I’m issuing a CHALLENGE.
This month we’re working on tracking TIME!
Not into it? Check out our rad 20 in 2020 Challenges (there’s 5 to choose from ) and skip this month’s challenge.
“March of Time” (MOT) will run from March 1 to March 30.
Time is money! But many of us know exactly where our money goes, but have no idea where our time goes. Once you know where the time goes, you can make changes that will help you spend more time on the things you value and less where you don’t (just like budgeting).
For example, do you know how much time in a week you spend:
- in meetings that don’t accomplish anything
- doing dishes
- chatting with coworkers about this weekend’s soccer game
- reading to your kids
- connecting with friends
- online shopping/scrolling
- watching youtube videos about people who escaped polygamist cults
- on this forum (oops please don’t abandon us)
Tracking your time has a ton of benefits:
- Learning how you can change your time to fit your values
- figuring out if you’re actually saving money paying for the unlimited gym membership rather than by class
- understanding just how much time you do spend on things that you value (family, hobbies)
- allowing you to come up with compelling data-based case for outsourcing, splitting household chores differently, or hiring help at work
- finding “wasted” time that could be used for fun pursuits or batch chores (listening to a language learning podcast on your commute? folding laundry or stretching while watching TV, etc)
- understanding the times of day you’re actually productive vs spinning your wheels
- finding the time each week that you can easily add something you value (always sit on your butt on friday night and eat nachos but want to hang out with your friend more? Maybe invite them over to sit on their butt with nachos with you.)
- get pretty charts
Please read this Time Tracking 101 from Laura Vanderkam, who has done the most extensive work on time tracking, including getting time logs from hundreds of people, and has published several books on the topic.

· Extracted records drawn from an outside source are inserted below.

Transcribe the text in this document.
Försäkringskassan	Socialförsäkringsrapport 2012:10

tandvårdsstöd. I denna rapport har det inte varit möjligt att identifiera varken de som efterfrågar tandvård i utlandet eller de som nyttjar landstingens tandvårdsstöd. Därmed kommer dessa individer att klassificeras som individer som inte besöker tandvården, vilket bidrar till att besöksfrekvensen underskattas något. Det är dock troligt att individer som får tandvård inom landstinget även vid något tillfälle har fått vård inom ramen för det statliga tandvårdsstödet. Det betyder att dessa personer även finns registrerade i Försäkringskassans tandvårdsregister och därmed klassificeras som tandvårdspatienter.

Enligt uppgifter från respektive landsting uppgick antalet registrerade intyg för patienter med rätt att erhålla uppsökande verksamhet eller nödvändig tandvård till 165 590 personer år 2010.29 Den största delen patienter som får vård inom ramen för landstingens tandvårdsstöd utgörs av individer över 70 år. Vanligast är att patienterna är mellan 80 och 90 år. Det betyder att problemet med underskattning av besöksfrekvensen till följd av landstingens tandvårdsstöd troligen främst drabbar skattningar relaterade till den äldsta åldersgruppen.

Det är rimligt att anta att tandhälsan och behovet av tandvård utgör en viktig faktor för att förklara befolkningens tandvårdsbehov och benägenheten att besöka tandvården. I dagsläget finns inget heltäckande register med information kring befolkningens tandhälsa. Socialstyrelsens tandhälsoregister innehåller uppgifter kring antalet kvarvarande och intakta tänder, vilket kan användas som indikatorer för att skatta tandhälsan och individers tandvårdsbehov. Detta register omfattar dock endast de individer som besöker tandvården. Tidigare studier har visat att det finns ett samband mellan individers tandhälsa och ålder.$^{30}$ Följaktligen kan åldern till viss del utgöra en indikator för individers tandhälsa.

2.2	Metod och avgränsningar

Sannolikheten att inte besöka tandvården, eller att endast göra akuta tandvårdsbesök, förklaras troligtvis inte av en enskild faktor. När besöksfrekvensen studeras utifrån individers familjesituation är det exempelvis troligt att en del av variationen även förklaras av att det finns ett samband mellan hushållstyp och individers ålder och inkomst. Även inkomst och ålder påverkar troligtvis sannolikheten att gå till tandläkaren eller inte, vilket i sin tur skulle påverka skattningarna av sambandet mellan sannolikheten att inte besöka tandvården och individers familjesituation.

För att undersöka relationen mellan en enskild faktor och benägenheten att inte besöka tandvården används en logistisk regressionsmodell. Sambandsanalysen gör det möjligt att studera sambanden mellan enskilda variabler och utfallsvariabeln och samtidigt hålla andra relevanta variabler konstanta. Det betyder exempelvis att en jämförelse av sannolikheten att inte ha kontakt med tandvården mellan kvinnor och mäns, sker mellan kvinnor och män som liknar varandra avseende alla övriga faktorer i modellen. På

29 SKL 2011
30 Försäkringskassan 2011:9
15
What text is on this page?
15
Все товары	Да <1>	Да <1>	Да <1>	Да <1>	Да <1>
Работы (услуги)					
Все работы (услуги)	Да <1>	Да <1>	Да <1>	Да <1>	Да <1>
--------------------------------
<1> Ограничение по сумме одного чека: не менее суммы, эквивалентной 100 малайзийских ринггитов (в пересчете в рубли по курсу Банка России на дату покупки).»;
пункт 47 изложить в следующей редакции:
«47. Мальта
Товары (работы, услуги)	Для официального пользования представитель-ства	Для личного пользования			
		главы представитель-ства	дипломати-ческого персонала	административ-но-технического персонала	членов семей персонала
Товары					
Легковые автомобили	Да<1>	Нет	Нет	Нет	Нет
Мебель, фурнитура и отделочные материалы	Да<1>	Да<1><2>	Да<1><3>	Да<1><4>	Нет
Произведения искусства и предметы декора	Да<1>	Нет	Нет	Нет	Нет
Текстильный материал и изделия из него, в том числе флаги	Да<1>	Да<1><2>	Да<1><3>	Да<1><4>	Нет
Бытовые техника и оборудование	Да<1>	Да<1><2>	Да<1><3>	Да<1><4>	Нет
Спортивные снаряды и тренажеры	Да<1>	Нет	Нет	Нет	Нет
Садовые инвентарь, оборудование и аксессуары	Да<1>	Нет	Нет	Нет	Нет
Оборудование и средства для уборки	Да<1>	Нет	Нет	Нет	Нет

Apps for tracking your time:
- a good old spreadsheet, which you can print out if you want. Here are several templates from Laura Vanderkam, queen of time tracking
- Rescuetime - AUTOMATIC time tracking (I use this) for your computer that looks at different applications and websites
- Toggl - the one I use, has an easy google chrome extension that lets you start timers from todoist, google cal, gmail and more
- Clockify
- Harvest
- there are more if those don’t work for you, just google
- Moment - Screen time app for iOS and android
- aTimeLogger - for mobile + apple watch
Your MOT goal could be as extreme as tracking all your time in 15 minute increments on a spreadsheet, or as simple as only tracking the amount of time you spend watching TV or cooking for the week.
Whatever it is, make sure the goal involves tracking your time in some way for at least one week (any 7 day period) during March 2020.
March of Time will have a special forum badge and even a STICKER for people that complete the challenge, that will (probably) be cat themed.
Basic rules:
- You must establish your own rules about what and how you are going to track. State them in this thread in the first few days of the month to get us kicked off in the right direction.
- PREDICT in numbers, how much time you think you spend doing XYZ tasks. This is the FUNNEST part.
- During the week you track, report on how you did in this thread . You can report on where you’re at, ask for help with tracking time, and what your biggest takeaways were.
Who This Challenge is For
Anyone who wants a little public accountability to track time. If you liked any of our previous challenges and want to keep it going, here we are!
What do you get out of participating?
- Knowledge of how you spend your time
- A community to support you as you do something a little weird
- A CUTE forum badge for participating
- And if you do the challenge, you get a STICKER mailed to you.
- Extreme version: anyone who tracks their time all month gets TWO stickers, and TWO badges.